The New York Mets swept an abbreviated two-game series from the Philadelphia Phillies this week, but I think the bigger news is that the teams were able to play two out of three after Monday’s snow out.
My friend Vinny invited me to join him for Tuesday’s game, but I have to admit I had my doubts that it would be played. It rained most of the afternoon, and a light mist continued to fall through the night.
The Mets’ group sales department invited Vinny out for a group leader event and I was his guest, so we got to briefly step out onto the warning track while a Mets’ representative took our picture on the field. Pretty cool, right?
After everyone had a chance for photos, we were escorted upstairs to one of the Porsche suites. Now I’ve seen them before (back when they were Empire suites), but that was on a ballpark tour. This was my first time watching a game there. And it was the perfect day for it – the game time temperature was just 40 degrees and the actual attendance was maybe half of the announced crowd.
Matt Harvey pitched well… it’s probably the best game I’ve seen from him in a couple of years. The problem is that Ben Lively also pitched well for the Phillies, and Gabe Kapler didn’t seem like he was in too big of a rush to start playing reliever roulette.
I was afraid it might turn into another iteration of that classic Mets game that I seem to go to often — the one where neither team wants to score a run.
In the middle of the sixth inning, I got up to go to the bathroom. Before I got back to the suite, Lively plunked Yoenis Cespedes with a pitch and Jay Bruce moved him into scoring position with a groundout. I made it just in time to watch Todd Frazier drop a double into left center to drive in the first run of the game. Travis d’Arnaud got Frazier home with an insurance run, and that’s all the Mets needed.
But there was a little more drama. We expected Kapler to unleash Unlimited Bullpen Works on us, but he actually stuck with his starter a bit too long and it cost him. Meanwhile Mickey Callaway acted like he never heard the adage, “if it ain’t broke, don’t fix it.”
I can see and agree with the reasoning for lifting Harvey after five innings. There’s something to be said for getting him out on a high note and not letting him face the Phillies’ batting order a third time. It was reasonable to turn to A.J. Ramos for the sixth, and to go to Jerry Blevins to face Odubel Herrera when Ramos struggled.

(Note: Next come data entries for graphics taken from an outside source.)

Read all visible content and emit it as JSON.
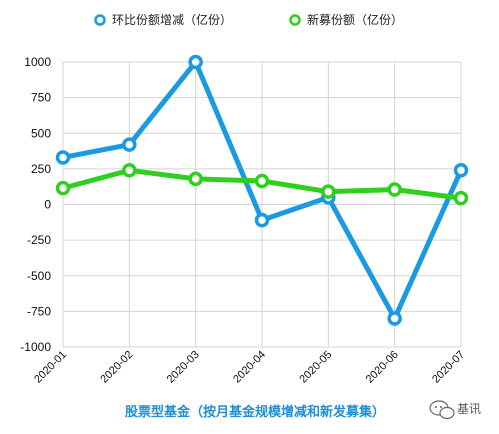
{
  "chart_data": {
    "type": "line",
    "title": "",
    "caption": "股票型基金（按月基金规模增减和新发募集）",
    "xlabel": "",
    "ylabel": "",
    "ylim": [
      -1000,
      1000
    ],
    "yticks": [
      1000,
      750,
      500,
      250,
      0,
      -250,
      -500,
      -750,
      -1000
    ],
    "x": [
      "2020-01",
      "2020-02",
      "2020-03",
      "2020-04",
      "2020-05",
      "2020-06",
      "2020-07"
    ],
    "series": [
      {
        "name": "环比份额增减（亿份）",
        "color": "#1a9ae0",
        "values": [
          330,
          420,
          1000,
          -110,
          50,
          -800,
          240
        ]
      },
      {
        "name": "新募份额（亿份）",
        "color": "#2ecf1e",
        "values": [
          115,
          240,
          180,
          165,
          90,
          105,
          45
        ]
      }
    ],
    "legend": "top",
    "grid": true
  },
  "watermark": "基讯"
}
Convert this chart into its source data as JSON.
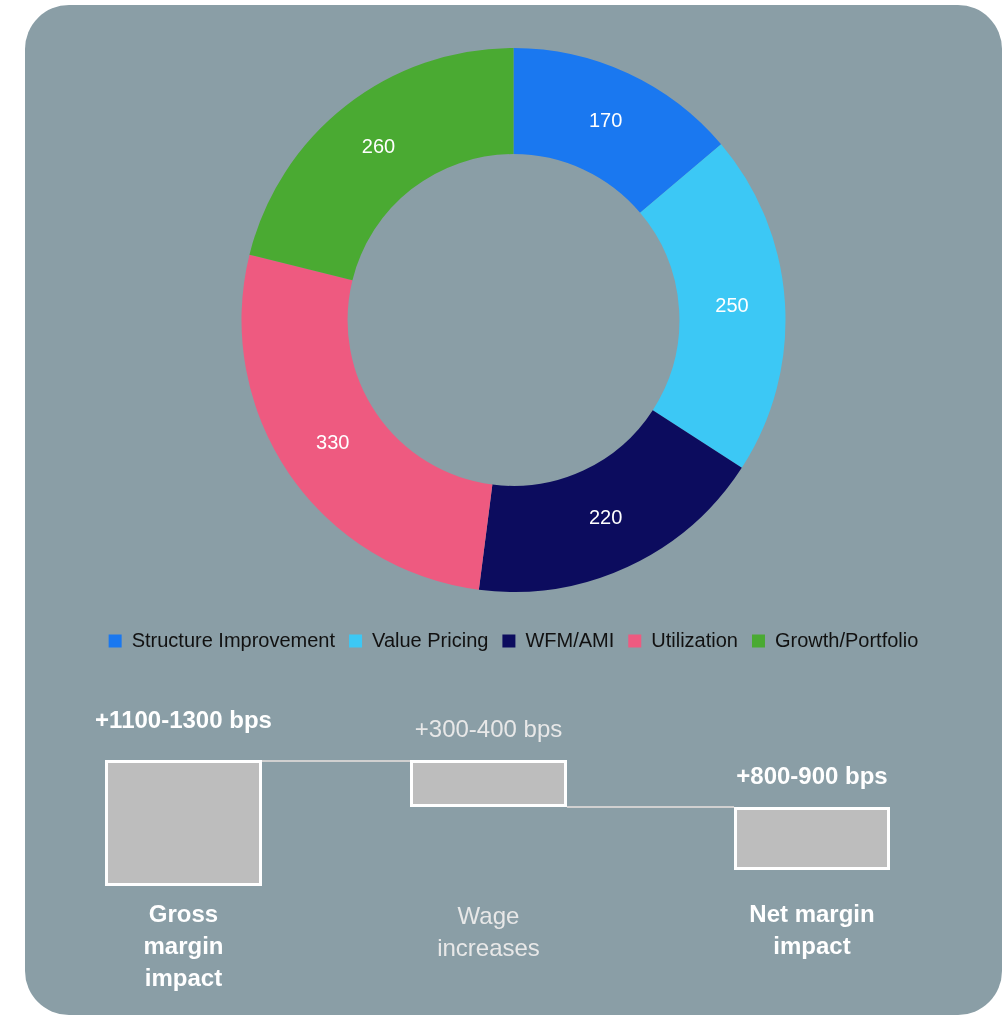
{
  "chart_data": [
    {
      "type": "donut",
      "categories": [
        "Structure Improvement",
        "Value Pricing",
        "WFM/AMI",
        "Utilization",
        "Growth/Portfolio"
      ],
      "values": [
        170,
        250,
        220,
        330,
        260
      ],
      "colors": [
        "#1a78f0",
        "#3cc8f5",
        "#0c0c5e",
        "#ee5a80",
        "#4aaa32"
      ],
      "data_labels": true,
      "legend": "bottom"
    },
    {
      "type": "other",
      "annotations": [
        "+1100-1300 bps",
        "Gross margin impact",
        "+300-400 bps",
        "Wage increases",
        "+800-900 bps",
        "Net margin impact"
      ]
    }
  ]
}
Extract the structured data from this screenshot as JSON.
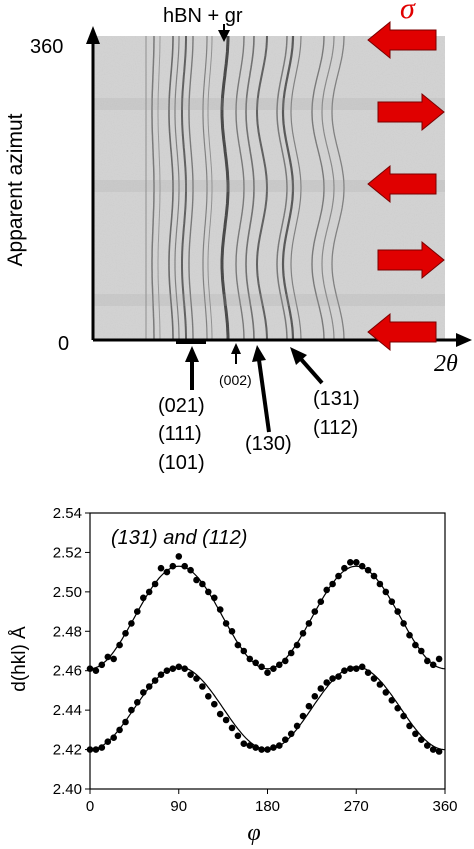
{
  "colors": {
    "arrow_red": "#e00000",
    "sigma_red": "#e00000",
    "text": "#000000",
    "fit_line": "#000000",
    "points": "#000000",
    "image_bg": "#d3d3d3",
    "ring_dark": "#2a2a2a"
  },
  "top_panel": {
    "title": "hBN + gr",
    "sigma_label": "σ",
    "y_axis_label": "Apparent azimut",
    "x_axis_label": "2θ",
    "y_ticks": [
      "0",
      "360"
    ],
    "peak_labels": {
      "p021": [
        "(021)",
        "(111)",
        "(101)"
      ],
      "p002": "(002)",
      "p130": "(130)",
      "p131": [
        "(131)",
        "(112)"
      ]
    },
    "stress_arrow_directions": [
      "left",
      "right",
      "left",
      "right",
      "left"
    ]
  },
  "chart_data": [
    {
      "type": "scatter",
      "title": "(131) and (112)",
      "xlabel": "φ",
      "ylabel": "d(hkl) Å",
      "xlim": [
        0,
        360
      ],
      "ylim": [
        2.4,
        2.54
      ],
      "x_ticks": [
        "0",
        "90",
        "180",
        "270",
        "360"
      ],
      "y_ticks": [
        "2.40",
        "2.42",
        "2.44",
        "2.46",
        "2.48",
        "2.50",
        "2.52",
        "2.54"
      ],
      "grid": false,
      "series": [
        {
          "points_x": [
            0,
            6,
            12,
            18,
            24,
            30,
            36,
            42,
            48,
            54,
            60,
            66,
            72,
            78,
            84,
            90,
            96,
            102,
            108,
            114,
            120,
            126,
            132,
            138,
            144,
            150,
            156,
            162,
            168,
            174,
            180,
            186,
            192,
            198,
            204,
            210,
            216,
            222,
            228,
            234,
            240,
            246,
            252,
            258,
            264,
            270,
            276,
            282,
            288,
            294,
            300,
            306,
            312,
            318,
            324,
            330,
            336,
            342,
            348,
            354
          ],
          "points_y": [
            2.461,
            2.46,
            2.463,
            2.467,
            2.466,
            2.473,
            2.479,
            2.484,
            2.49,
            2.497,
            2.5,
            2.504,
            2.512,
            2.51,
            2.513,
            2.518,
            2.513,
            2.511,
            2.506,
            2.504,
            2.5,
            2.497,
            2.491,
            2.484,
            2.48,
            2.473,
            2.47,
            2.466,
            2.464,
            2.462,
            2.459,
            2.461,
            2.463,
            2.465,
            2.469,
            2.473,
            2.479,
            2.484,
            2.49,
            2.495,
            2.501,
            2.504,
            2.508,
            2.512,
            2.515,
            2.515,
            2.513,
            2.511,
            2.508,
            2.504,
            2.5,
            2.495,
            2.49,
            2.484,
            2.478,
            2.473,
            2.47,
            2.465,
            2.463,
            2.466
          ],
          "fit": {
            "center": 2.487,
            "amplitude": 0.026,
            "phase_deg": 90,
            "period_deg": 180
          }
        },
        {
          "points_x": [
            0,
            6,
            12,
            18,
            24,
            30,
            36,
            42,
            48,
            54,
            60,
            66,
            72,
            78,
            84,
            90,
            96,
            102,
            108,
            114,
            120,
            126,
            132,
            138,
            144,
            150,
            156,
            162,
            168,
            174,
            180,
            186,
            192,
            198,
            204,
            210,
            216,
            222,
            228,
            234,
            240,
            246,
            252,
            258,
            264,
            270,
            276,
            282,
            288,
            294,
            300,
            306,
            312,
            318,
            324,
            330,
            336,
            342,
            348,
            354
          ],
          "points_y": [
            2.42,
            2.42,
            2.421,
            2.424,
            2.426,
            2.43,
            2.434,
            2.44,
            2.444,
            2.449,
            2.452,
            2.455,
            2.458,
            2.46,
            2.461,
            2.462,
            2.461,
            2.458,
            2.456,
            2.452,
            2.447,
            2.443,
            2.438,
            2.435,
            2.431,
            2.427,
            2.423,
            2.422,
            2.421,
            2.42,
            2.42,
            2.421,
            2.422,
            2.425,
            2.428,
            2.432,
            2.437,
            2.442,
            2.447,
            2.451,
            2.454,
            2.456,
            2.457,
            2.46,
            2.461,
            2.461,
            2.462,
            2.459,
            2.456,
            2.453,
            2.449,
            2.445,
            2.441,
            2.437,
            2.432,
            2.428,
            2.425,
            2.422,
            2.42,
            2.419
          ],
          "fit": {
            "center": 2.441,
            "amplitude": 0.021,
            "phase_deg": 90,
            "period_deg": 180
          }
        }
      ]
    }
  ]
}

Turning to Seth Lugo for the seventh inning was inspired — since he wasn’t going to start this week due to the extra unplanned off day, he might as well get some game action in relief. And Lugo was perfect in the seventh and again in the eighth.
Then Callaway fell into the trap of going to his closer just because there was a save situation, and Jeurys Familia nearly blew it. Since the Mets won, it’s just a footnote that will be forgotten by next week.
Today’s game was notable as the first MLB regular season game broadcast exclusively online. Facebook hopes that one day soon, we’ll turn to them to watch live events instead of television.
I’m not interested. Until I figured out how to turn off the viewer comments and reactions, the feed was too busy to follow. And even then, too much of my phone’s screen real estate was devoted to something other than the game picture. I ended up listening to the Mets’ radio broadcast instead.
After an hour and a half rain delay, Noah Syndergaard looked more like Zack Wheeler than the God of Thunder, but that’s ok because did anybody mention that the Phillies’ bullpen is terrible?
And it looks like weather could again be an issue for the Mets this weekend, as they go to Washington D.C. to play the Nationals. Maybe MLB and the players would like to re-think their positions on the 162-game schedule and planned doubleheaders so we don’t have to try to start the damn season in March again?